Накануне гастролей я слетал в Одессу навестить родителей. И там один знакомый капитан дальнего плавания дал мне, как выяснилось позже, бесценный совет:

— Юрчик, ты возьми с собой в Токио как можно больше пятнадцатикопеечных монет!

— Зачем?

— У них там все автоматы с едой, водой и сигаретами работают от монеты в 100 иен. Это, грубо говоря, доллар. И наши 15 копеек один в один подходят! Бери, не пожалеешь! Потом спасибо дяде Толику скажешь!

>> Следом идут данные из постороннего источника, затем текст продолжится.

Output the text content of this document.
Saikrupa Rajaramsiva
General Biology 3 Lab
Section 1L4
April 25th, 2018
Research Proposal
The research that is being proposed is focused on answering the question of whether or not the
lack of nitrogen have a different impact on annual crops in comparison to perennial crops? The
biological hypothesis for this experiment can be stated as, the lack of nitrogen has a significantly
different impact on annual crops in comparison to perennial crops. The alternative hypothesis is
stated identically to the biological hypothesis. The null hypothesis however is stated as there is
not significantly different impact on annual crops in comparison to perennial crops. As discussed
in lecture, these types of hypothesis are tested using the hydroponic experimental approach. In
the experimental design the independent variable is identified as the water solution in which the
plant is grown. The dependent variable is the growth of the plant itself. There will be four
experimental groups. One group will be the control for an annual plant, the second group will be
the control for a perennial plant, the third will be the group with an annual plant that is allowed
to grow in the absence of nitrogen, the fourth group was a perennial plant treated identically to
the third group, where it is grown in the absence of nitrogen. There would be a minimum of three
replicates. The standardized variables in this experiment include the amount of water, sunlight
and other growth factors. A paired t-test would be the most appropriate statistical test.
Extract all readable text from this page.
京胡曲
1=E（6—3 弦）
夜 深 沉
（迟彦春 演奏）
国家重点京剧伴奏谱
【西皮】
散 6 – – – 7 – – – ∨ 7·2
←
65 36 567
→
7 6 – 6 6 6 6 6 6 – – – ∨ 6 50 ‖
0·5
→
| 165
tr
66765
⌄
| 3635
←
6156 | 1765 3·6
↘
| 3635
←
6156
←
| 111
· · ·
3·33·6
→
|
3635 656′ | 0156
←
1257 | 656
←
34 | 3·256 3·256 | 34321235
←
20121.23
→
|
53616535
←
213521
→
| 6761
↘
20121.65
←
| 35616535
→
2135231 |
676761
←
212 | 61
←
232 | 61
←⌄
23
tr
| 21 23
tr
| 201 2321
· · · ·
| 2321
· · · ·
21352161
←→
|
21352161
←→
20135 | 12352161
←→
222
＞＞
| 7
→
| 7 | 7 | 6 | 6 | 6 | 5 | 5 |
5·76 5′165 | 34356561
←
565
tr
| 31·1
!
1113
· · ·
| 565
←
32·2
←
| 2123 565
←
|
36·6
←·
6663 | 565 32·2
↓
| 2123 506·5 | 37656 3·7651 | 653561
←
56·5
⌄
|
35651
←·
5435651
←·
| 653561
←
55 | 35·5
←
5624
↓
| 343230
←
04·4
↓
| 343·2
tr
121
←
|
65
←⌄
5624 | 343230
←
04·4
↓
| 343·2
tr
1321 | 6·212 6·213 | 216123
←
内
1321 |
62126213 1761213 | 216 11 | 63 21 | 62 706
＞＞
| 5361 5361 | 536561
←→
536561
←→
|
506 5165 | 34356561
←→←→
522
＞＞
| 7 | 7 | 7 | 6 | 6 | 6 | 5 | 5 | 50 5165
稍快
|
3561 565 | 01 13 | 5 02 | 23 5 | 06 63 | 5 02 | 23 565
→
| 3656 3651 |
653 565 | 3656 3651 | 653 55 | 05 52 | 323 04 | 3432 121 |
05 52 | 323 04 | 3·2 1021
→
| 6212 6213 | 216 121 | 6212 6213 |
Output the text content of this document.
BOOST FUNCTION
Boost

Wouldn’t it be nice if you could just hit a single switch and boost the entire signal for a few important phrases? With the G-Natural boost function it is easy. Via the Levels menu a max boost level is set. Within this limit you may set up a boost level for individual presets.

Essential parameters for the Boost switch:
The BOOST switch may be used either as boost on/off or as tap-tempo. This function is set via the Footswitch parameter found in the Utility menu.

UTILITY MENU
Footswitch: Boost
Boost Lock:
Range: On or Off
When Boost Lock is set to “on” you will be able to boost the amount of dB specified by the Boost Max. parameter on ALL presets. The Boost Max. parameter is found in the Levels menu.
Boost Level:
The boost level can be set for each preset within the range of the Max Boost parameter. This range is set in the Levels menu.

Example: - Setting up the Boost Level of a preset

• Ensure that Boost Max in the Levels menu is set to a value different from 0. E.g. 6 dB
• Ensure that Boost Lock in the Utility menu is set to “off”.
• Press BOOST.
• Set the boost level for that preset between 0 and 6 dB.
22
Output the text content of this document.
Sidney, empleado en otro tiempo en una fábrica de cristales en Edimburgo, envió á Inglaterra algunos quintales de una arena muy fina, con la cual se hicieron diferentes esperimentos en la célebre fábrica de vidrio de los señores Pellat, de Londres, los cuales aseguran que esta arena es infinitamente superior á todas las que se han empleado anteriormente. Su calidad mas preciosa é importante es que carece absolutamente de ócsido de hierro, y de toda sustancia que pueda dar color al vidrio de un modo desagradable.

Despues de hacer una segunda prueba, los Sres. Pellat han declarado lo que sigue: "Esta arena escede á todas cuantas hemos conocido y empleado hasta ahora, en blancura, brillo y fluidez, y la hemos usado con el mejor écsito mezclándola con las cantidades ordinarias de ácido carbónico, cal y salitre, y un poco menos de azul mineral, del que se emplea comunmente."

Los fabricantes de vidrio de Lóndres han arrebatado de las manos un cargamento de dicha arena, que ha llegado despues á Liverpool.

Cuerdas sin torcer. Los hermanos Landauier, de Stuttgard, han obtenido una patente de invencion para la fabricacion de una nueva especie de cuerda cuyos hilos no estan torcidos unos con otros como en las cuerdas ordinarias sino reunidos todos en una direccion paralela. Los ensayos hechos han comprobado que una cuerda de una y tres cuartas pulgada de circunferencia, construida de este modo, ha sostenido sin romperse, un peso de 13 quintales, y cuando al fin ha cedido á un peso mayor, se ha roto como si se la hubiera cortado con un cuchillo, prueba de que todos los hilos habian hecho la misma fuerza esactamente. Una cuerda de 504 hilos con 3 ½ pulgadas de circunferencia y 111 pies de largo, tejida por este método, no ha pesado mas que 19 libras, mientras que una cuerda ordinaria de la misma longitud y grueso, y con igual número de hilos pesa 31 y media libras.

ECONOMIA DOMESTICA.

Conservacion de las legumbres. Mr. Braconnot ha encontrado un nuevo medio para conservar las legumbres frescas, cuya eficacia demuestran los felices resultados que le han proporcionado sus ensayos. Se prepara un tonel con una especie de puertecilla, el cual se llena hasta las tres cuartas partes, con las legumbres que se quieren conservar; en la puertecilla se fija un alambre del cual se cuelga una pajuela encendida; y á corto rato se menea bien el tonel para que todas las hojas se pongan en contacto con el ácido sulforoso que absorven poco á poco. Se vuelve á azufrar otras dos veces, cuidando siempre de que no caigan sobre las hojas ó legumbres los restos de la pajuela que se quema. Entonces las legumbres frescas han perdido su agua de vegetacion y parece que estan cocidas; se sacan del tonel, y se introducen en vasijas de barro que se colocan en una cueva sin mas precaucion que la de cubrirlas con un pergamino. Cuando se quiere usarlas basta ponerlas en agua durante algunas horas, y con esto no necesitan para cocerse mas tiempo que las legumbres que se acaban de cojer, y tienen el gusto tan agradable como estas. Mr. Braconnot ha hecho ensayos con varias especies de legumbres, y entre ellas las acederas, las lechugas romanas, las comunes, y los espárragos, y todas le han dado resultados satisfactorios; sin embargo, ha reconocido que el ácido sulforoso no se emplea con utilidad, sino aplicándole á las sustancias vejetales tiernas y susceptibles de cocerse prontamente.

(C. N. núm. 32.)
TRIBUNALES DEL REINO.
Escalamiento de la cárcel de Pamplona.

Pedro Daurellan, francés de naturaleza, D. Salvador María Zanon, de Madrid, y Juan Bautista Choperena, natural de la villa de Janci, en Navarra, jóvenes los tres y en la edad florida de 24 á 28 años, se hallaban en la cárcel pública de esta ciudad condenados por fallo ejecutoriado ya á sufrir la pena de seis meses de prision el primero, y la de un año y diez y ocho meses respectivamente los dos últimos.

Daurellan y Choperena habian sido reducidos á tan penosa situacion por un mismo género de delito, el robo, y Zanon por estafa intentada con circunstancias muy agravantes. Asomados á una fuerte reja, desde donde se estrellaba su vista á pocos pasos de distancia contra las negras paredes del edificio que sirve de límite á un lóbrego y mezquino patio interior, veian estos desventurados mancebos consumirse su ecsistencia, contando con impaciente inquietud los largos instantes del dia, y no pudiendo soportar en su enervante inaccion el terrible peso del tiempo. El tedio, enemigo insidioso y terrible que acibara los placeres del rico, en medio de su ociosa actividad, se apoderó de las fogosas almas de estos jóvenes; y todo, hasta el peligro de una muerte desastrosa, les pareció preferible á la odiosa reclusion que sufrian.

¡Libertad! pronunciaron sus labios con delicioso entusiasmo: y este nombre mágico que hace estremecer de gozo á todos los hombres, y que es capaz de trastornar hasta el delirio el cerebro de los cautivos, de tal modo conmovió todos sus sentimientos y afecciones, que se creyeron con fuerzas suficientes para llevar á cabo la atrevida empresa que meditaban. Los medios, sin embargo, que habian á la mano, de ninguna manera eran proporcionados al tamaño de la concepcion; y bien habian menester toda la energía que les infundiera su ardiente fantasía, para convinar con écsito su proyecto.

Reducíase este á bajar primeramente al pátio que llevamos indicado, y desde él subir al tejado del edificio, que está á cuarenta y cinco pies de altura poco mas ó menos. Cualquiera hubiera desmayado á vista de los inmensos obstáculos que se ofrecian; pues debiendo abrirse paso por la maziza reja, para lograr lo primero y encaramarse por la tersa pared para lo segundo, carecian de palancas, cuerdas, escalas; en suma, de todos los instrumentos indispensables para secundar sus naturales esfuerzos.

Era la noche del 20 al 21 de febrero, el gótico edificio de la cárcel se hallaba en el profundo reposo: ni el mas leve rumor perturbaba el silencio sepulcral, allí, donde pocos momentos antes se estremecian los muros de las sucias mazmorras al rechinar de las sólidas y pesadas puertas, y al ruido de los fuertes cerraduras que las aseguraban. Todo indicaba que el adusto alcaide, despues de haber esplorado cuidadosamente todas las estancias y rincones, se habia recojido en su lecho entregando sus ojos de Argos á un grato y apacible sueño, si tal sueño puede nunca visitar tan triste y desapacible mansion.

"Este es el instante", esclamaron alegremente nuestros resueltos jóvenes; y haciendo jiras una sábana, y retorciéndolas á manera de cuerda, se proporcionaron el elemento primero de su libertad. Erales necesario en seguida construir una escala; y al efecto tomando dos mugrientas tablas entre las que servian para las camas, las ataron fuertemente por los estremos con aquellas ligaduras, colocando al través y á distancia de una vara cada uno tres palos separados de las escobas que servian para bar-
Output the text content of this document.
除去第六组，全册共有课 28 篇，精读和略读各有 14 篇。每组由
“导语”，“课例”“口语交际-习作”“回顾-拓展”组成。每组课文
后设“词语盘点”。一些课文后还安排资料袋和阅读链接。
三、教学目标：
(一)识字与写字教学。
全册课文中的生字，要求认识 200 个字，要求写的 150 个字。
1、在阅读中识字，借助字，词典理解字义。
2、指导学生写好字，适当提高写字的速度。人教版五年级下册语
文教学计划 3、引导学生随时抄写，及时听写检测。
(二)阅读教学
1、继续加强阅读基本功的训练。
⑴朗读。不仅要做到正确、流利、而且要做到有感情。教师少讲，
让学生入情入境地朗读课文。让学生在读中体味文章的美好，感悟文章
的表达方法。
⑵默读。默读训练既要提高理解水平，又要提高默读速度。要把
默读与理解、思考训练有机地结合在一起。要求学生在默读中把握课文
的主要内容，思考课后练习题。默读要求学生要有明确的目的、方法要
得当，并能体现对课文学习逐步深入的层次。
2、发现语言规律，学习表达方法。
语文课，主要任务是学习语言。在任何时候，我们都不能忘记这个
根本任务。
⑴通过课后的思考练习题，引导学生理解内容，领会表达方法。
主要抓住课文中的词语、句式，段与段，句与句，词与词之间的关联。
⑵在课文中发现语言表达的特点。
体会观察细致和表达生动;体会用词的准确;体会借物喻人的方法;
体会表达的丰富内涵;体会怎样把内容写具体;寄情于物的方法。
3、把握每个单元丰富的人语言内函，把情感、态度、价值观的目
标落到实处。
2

В то время от монеты достоинством 15 копеек работали у нас все телефоны-автоматы междугородной связи. Я пошел на переговорный пункт и разменял там 15 рублей.

— На все! — сказал я.

Получилось 100 монет. «Спасибо» дяде Толику я мысленно произнес в Японии ровно 100 раз! Автоматы заглатывали наши монетки и выдавали взамен горячие супы и пельмени, рис и лапшу с морепродуктами, соки, воду, пиво, сигареты и даже маленькие бутылочки подогретого саке. По дипломатическим коридорам бродила легенда, что когда чрезвычайный и полномочный посол Советского Союза Николай Николаевич Соловьев возвращался на родину, японцы сделали ему подарочек с намеком: вручили на прощание большой и тяжелый мешок с 15-копечными монетами. Уважаемый Николай Николаевич, 100 из них — мои…

Принимала нас местная публика потрясающе! Когда я в роли Моцарта умирал на сцене, в зале стояли такой вой и рыдания, как на деревенских похоронах, озвученных профессиональными плакальщицами. А после спектакля токийские девчонки с визгом налетали на меня и рвали на мне рубаху, а потом просили оставить автограф на ее лоскутах.

Они искренне радовались тому, что Моцарт все-таки не умер и для них спектакль заканчивался не в зале, а на улице у служебного входа в театр. Они целовали меня, хлопали в ладошки и кричали:

— Моцарта! Моцарта!

Правда, так было! Не вру! Больше в моей жизни такого не было никогда!

Мы жили на 15 и 16-м этажах 30-этажной гостиницы.

Понять, что русские уже вернулись домой, можно было уже на первом этаже у стойки рецепции. По запаху. На лабораторных плитках во всех наших номерах варились гречневая каша и перловка, перемешанные с тушенкой. Как-то Володя куда-то засунул коробок с солью, и я пошел в соседний номер к Женьке Солякову. Постучал.

— Кто там?

— Жека, это я, Юра.

— Один?

— Один.

— Точно?

— Ну точно, точно. Открывай, не бойся — я не голодный!

— А там открыто, заходи.

Вхожу. В номере холод собачий. Окно, что ли, открыто?

Конец октября уже как-никак. Да нет, закрыто окно. Оказывается, это кондиционер, выставленный на минимальную температуру, дует на всю катушку! Жека сидит на диване, укутанный в одеяло, дрожит, а к кондиционеру на проволоке подвешены полторы палки копченой колбасы!

— Холодильника же у них нету! — клацая зубами, объясняет Жека, поймавший мой взгляд.

— А когда ты в театр уходишь, чё с колбасой делаешь? — спрашиваю.